From 2002 to 2003, we seemed to have sex on the brain. Some high (or low) lights:
» To promote “proper care of the family jewels,” “Healthy Hiking for Men” (5/02) delves into unsavory topics such as rashes, testicular torsion, and chafing. For the latter, it introduces the (drumroll, please) Bandanna Harness: “Fold a bandanna into a band, hook the middle under your genitals, lift up, and tuck ends into the front of your waistband.” Our deepest regrets.
» In our “6 Steps to Better Outdoor Sex” (12/03), our advice ranged from the obvious (“Pack a pad for whoever’s on bottom.”) to the graphic (“Have fleece handy to protect whoever’s leaning against the tree. Bark leaves a mean burn.”) to the leave-more-trace-ish (“Grease up: Before swimming, apply something unscented, clear, waterbased, and glycerin-free.”).

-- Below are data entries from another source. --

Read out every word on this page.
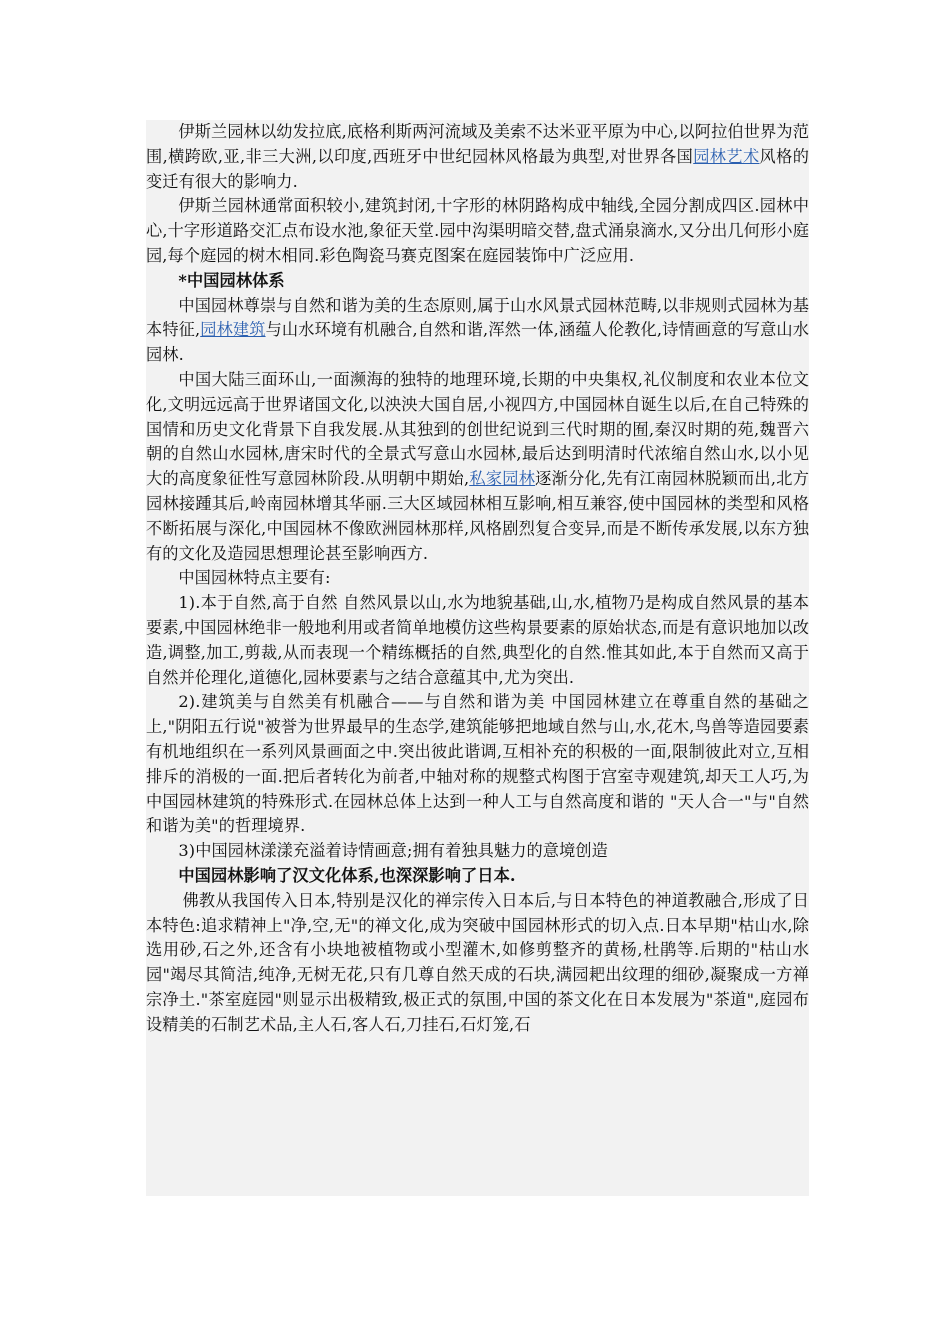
伊斯兰园林以幼发拉底,底格利斯两河流域及美索不达米亚平原为中心,以阿拉伯世界为范围,横跨欧,亚,非三大洲,以印度,西班牙中世纪园林风格最为典型,对世界各国园林艺术风格的变迁有很大的影响力.

伊斯兰园林通常面积较小,建筑封闭,十字形的林阴路构成中轴线,全园分割成四区.园林中心,十字形道路交汇点布设水池,象征天堂.园中沟渠明暗交替,盘式涌泉滴水,又分出几何形小庭园,每个庭园的树木相同.彩色陶瓷马赛克图案在庭园装饰中广泛应用.

*中国园林体系

中国园林尊崇与自然和谐为美的生态原则,属于山水风景式园林范畴,以非规则式园林为基本特征,园林建筑与山水环境有机融合,自然和谐,浑然一体,涵蕴人伦教化,诗情画意的写意山水园林.

中国大陆三面环山,一面濒海的独特的地理环境,长期的中央集权,礼仪制度和农业本位文化,文明远远高于世界诸国文化,以泱泱大国自居,小视四方,中国园林自诞生以后,在自己特殊的国情和历史文化背景下自我发展.从其独到的创世纪说到三代时期的囿,秦汉时期的苑,魏晋六朝的自然山水园林,唐宋时代的全景式写意山水园林,最后达到明清时代浓缩自然山水,以小见大的高度象征性写意园林阶段.从明朝中期始,私家园林逐渐分化,先有江南园林脱颖而出,北方园林接踵其后,岭南园林增其华丽.三大区域园林相互影响,相互兼容,使中国园林的类型和风格不断拓展与深化,中国园林不像欧洲园林那样,风格剧烈复合变异,而是不断传承发展,以东方独有的文化及造园思想理论甚至影响西方.

中国园林特点主要有:

1).本于自然,高于自然 自然风景以山,水为地貌基础,山,水,植物乃是构成自然风景的基本要素,中国园林绝非一般地利用或者简单地模仿这些构景要素的原始状态,而是有意识地加以改造,调整,加工,剪裁,从而表现一个精练概括的自然,典型化的自然.惟其如此,本于自然而又高于自然并伦理化,道德化,园林要素与之结合意蕴其中,尤为突出.

2).建筑美与自然美有机融合——与自然和谐为美 中国园林建立在尊重自然的基础之上,"阴阳五行说"被誉为世界最早的生态学,建筑能够把地域自然与山,水,花木,鸟兽等造园要素有机地组织在一系列风景画面之中.突出彼此谐调,互相补充的积极的一面,限制彼此对立,互相排斥的消极的一面.把后者转化为前者,中轴对称的规整式构图于宫室寺观建筑,却天工人巧,为中国园林建筑的特殊形式.在园林总体上达到一种人工与自然高度和谐的 "天人合一"与"自然和谐为美"的哲理境界.

3)中国园林漾漾充溢着诗情画意;拥有着独具魅力的意境创造

中国园林影响了汉文化体系,也深深影响了日本.

佛教从我国传入日本,特别是汉化的禅宗传入日本后,与日本特色的神道教融合,形成了日本特色:追求精神上"净,空,无"的禅文化,成为突破中国园林形式的切入点.日本早期"枯山水,除选用砂,石之外,还含有小块地被植物或小型灌木,如修剪整齐的黄杨,杜鹃等.后期的"枯山水园"竭尽其简洁,纯净,无树无花,只有几尊自然天成的石块,满园耙出纹理的细砂,凝聚成一方禅宗净土."茶室庭园"则显示出极精致,极正式的氛围,中国的茶文化在日本发展为"茶道",庭园布设精美的石制艺术品,主人石,客人石,刀挂石,石灯笼,石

» Even readers got into the act: “My wife’s concerned I might meet a hot chick on the trail and have a wild affair,” wrote Tom (8/02). “I try to reassure her that it would never happen.” Not while you’re wearing the Bandanna Harness, Tom! But rest easy, Mrs. Tom: In a followup poll, a mere one in 10 BACKPACKER readers reported having sex with a stranger on the trail.
Cross a Hot Desert
Start acclimatizing to heat one month before your trip. Exercise midday, slowly building the workout’s length and intensity. Plan for eight liters of fluid a day; bring sports-drink powder to replace electrolytes. Cover skin with light-colored clothing, and wear a brimmed hat. Your goal: Avoid dehydration or heatstroke.